Revista Ambientum -la primera revista on-line de medio ambiente
Buscador de contenidos. Buscar en Revista Ambientum y Enciclopedia Ambientum.

BUSCAR
HOME MÁS ARTICULOS - listado de artículos de números anteriores AMBIENTUM TARIFAS DE LA REVISTA
Edición febrero 2003 - La Primera revista on-line de medio ambiente
Uso de las aguas subterráneas
Versión para Imprimir

En España, al igual que en otros muchos países en los que las precipitaciones son escasas e irregulares pero el clima es muy apto para la agricultura, comienza a partir de los años 50 la explotación de los acuíferos subterráneos, debido principalmente a los avances tecnológicos en esta materia. La aparición de pozos no respondió a ninguna planificación previa, sino que los propios agricultores son los que, apercibiéndose de las posibilidades existentes, se dedicaron a abrir nuevos pozos junto a sus cultivos.

Actualmente en España, la extracción de aguas subterráneas supone el suministro aproximado de 5.500 hm3, de los cuales unos 1.500 se destinan al abastecimiento de agua potable a las poblaciones, y el resto a riegos agrícolas que abarcan una superficie de un millón de hectáreas. Esta cantidad asciende a cerca de la tercera parte del total de agua suministrada en el caso de urbanas e industriales y a la cuarta parte de la agrícola, lo cual supone un global de 12 millones de habitantes suministrados a partir de acuíferos subterráneos.

Debido a una serie de actuaciones incontroladas por parte de algunos usuarios, algunos acuíferos se encuentran sobreexplotados, dando lugar a diversos problemas como agotamiento de las reservas, deterioro de la calidad del agua, contaminación, etc.
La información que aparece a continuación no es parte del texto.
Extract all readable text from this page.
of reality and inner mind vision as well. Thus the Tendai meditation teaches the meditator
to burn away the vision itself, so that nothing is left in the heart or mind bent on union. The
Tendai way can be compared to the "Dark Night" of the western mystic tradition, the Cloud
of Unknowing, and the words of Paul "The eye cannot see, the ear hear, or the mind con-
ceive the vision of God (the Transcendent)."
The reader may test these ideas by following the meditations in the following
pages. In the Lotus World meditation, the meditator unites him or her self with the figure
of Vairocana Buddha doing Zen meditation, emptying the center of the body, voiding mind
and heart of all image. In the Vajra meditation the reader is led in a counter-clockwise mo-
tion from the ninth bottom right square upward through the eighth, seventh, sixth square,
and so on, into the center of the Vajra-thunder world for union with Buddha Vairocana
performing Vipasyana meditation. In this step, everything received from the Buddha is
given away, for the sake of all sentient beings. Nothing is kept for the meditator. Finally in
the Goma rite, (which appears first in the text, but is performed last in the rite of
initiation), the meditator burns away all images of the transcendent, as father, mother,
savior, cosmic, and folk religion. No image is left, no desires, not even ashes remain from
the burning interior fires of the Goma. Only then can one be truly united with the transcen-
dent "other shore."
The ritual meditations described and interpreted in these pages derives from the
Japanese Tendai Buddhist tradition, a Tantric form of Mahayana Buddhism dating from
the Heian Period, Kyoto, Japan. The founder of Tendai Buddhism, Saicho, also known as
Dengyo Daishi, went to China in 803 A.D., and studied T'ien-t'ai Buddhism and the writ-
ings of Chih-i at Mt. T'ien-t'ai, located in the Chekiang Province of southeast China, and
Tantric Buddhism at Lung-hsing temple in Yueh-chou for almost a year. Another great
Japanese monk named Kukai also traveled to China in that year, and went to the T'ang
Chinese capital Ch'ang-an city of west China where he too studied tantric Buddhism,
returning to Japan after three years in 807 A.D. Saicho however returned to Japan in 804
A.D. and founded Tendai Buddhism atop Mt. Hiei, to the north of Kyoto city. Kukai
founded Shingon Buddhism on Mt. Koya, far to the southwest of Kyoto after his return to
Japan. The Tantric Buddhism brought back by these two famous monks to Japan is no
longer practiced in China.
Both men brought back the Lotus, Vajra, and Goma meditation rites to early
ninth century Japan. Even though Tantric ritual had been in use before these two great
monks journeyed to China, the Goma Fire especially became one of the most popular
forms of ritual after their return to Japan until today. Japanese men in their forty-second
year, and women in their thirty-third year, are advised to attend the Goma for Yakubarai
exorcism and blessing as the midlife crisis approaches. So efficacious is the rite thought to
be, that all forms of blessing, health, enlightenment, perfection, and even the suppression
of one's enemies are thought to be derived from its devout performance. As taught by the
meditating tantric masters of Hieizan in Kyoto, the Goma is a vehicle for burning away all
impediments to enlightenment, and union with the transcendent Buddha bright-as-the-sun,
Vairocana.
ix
El problema de la sobreexplotación afecta a un gran número de acuíferos utilizados como fuente de suministro de agua potable. Las estimaciones actuales cifran en 58 las unidades hidrológicas, entre el 20 y 30 % de los recursos, que ven amenazada su sostenibilidad.La protección de las aguas subterráneas frente a usos indebidos y excesivos queda actualmente contemplada en la Directiva Europea 80/68/CEE. Según ésta, la integración de las aguas subterráneas en la gestión hídrica, la preservación de la calidad frente a la contaminación y la optimización de los actuales aprovechamientos son las tres condiciones para aumentar la disponibilidad de recursos hídricos y, por consiguiente, para reducir el uso indiscriminado de las aguas subterráneas.
Tablas de Daimiel

La sobreexplotación de un acuífero se produce por una diferencia entre el rápido consumo de agua y la lenta capacidad de recarga del mismo, sobre todo en tiempos de sequía. En acuíferos costeros provoca la invasión de agua salada, como está sucediendo en muchos puntos de la costa mediterránea, inutilizándolos para el consumo tanto urbano como agrícola, además de desequilibrar el ecosistema donde esté integrado. Cabe citar el caso de las Tablas de Daimiel donde la sobreexplotación de los acuíferos provocó hace pocos años el secado de ciertas áreas, con el consiguiente impacto medioambiental.

El otro problema principal es el generado por actividades urbanas, industriales o agrícolas que polucionan los acuíferos. La contaminación podrá aparecer de forma difusa, lenta y continua en grandes áreas, provocada por el empleo excesivo de fertilizantes, nitratos y pesticidas, invasión de aguas salinas, etc. o, por el contrario, de forma puntual junto a instalaciones potencialmente contaminantes como vertederos de residuos urbanos o industriales, balsas de minas, gasolineras, acumulaciones de purines, fosas sépticas, etc.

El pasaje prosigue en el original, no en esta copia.